Freitag, 26. Juli 2024

Mythen über unser Gehirn

   5 Mythen aufgedeckt schon 2022 von Bent Freiwald 

Mythos 1: Wir benutzen nur 10 Prozent unseres Gehirns++ Nope. Wenn du gesund bist, nutzt du 100 Prozent deines Gehirns. Ein möglicher Ursprung des Irrtums sind zwei Harvard-Psychologen, die in den 1890er Jahren mit dem Wunderkind William Sidis gearbeitet haben.

Die Psychologen schlussfolgerten, Menschen würden offensichtlich nur einen Bruchteil ihres vollen geistigen Potenzials ausschöpfen. Hunderte Jahre später kamen MRT und EEG und andere bildgebende Verfahren und fanden: nichts. Jedenfalls nichts, das diese These unterstützen würde und schon gar keine 90 Prozent des Gehirns, die inaktiv vor sich hin warten.

Mythos 2: Menschen haben einen von vier unterschiedlichen Lerntypen++ Nope. Immer wieder höre ich das von Freund:innen, und sogar von Lehrer:innen. Jeder Mensch bevorzuge demnach entweder das visuelle, auditive, lesende und schreibende oder kinästhetische Lernen.

Das Problem: Fast alle Studien, die angeblich Beweise für diese Lernstile liefern, sind wissenschaftlich wahnsinnig schwach. Zu diesem Ergebnis kommt eine Vergleichsstudie nach der nächsten. Zum Beispiel diese hier und das bereits 2009:

Das Beharren auf den Lernstilen kann sogar schädlich sein, wenn Schüler:innen dadurch in eine Schublade gesteckt werden und das Gefühl haben, dass sie für Lernformen, die nicht zu ihrem Lernstil passen, nicht geeignet sind.
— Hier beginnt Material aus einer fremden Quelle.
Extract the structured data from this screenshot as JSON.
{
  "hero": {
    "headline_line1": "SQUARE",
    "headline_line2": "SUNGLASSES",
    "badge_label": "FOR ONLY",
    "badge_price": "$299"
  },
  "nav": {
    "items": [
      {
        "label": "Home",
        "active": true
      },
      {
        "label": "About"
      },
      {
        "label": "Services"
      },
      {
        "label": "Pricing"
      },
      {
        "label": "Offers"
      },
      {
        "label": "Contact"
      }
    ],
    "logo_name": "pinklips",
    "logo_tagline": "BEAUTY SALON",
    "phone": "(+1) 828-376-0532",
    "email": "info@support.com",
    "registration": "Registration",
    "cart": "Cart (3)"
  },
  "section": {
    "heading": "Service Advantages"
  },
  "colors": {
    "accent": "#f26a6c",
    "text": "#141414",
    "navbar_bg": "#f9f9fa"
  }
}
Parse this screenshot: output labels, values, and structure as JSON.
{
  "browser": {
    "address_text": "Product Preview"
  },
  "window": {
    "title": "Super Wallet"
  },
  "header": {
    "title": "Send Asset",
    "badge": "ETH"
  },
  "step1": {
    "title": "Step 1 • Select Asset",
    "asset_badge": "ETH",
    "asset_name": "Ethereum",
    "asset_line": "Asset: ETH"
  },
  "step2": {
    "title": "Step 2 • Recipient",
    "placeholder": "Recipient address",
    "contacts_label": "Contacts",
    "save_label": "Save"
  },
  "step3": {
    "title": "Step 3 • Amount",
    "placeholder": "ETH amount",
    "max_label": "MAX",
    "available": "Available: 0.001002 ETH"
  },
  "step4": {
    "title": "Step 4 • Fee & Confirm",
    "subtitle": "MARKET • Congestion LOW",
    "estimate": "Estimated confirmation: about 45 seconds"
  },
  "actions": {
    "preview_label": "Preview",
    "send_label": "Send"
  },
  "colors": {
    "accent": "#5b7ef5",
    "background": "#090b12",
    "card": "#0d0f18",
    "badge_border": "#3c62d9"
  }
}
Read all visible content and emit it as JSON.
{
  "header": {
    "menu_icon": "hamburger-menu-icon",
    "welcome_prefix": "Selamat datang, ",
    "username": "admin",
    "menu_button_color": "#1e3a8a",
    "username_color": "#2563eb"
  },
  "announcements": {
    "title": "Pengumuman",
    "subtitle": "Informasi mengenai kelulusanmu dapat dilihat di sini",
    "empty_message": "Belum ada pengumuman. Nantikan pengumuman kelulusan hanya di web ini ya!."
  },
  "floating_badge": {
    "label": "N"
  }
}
Viel besser: möglichst verschiedene Reize setzen, damit sich die verschiedenen Gehirnregionen miteinander verbinden.

Mythos 3: Wenn wir schlafen, schaltet unser Gehirn ab++ Nope. Das ist so falsch, dass ich das gar nicht ausführlich begründen muss. Früher gab es noch keine MRTs oder EEGs. Niemand konnte das Gehirn beim Schlafen beobachten. Heute ist das anders.

Unser Gehirn dreht praktisch durch, wenn wir schlafen. Der visuelle Kortex feuert und feuert (sonst würden wir gar nicht träumen). Wer tiefer einsteigen will: Niedrigschwellige Bücher zum Thema Schlaf sind "Why We Sleep" von Matthew Walker und "Livewired" von David Eagleman.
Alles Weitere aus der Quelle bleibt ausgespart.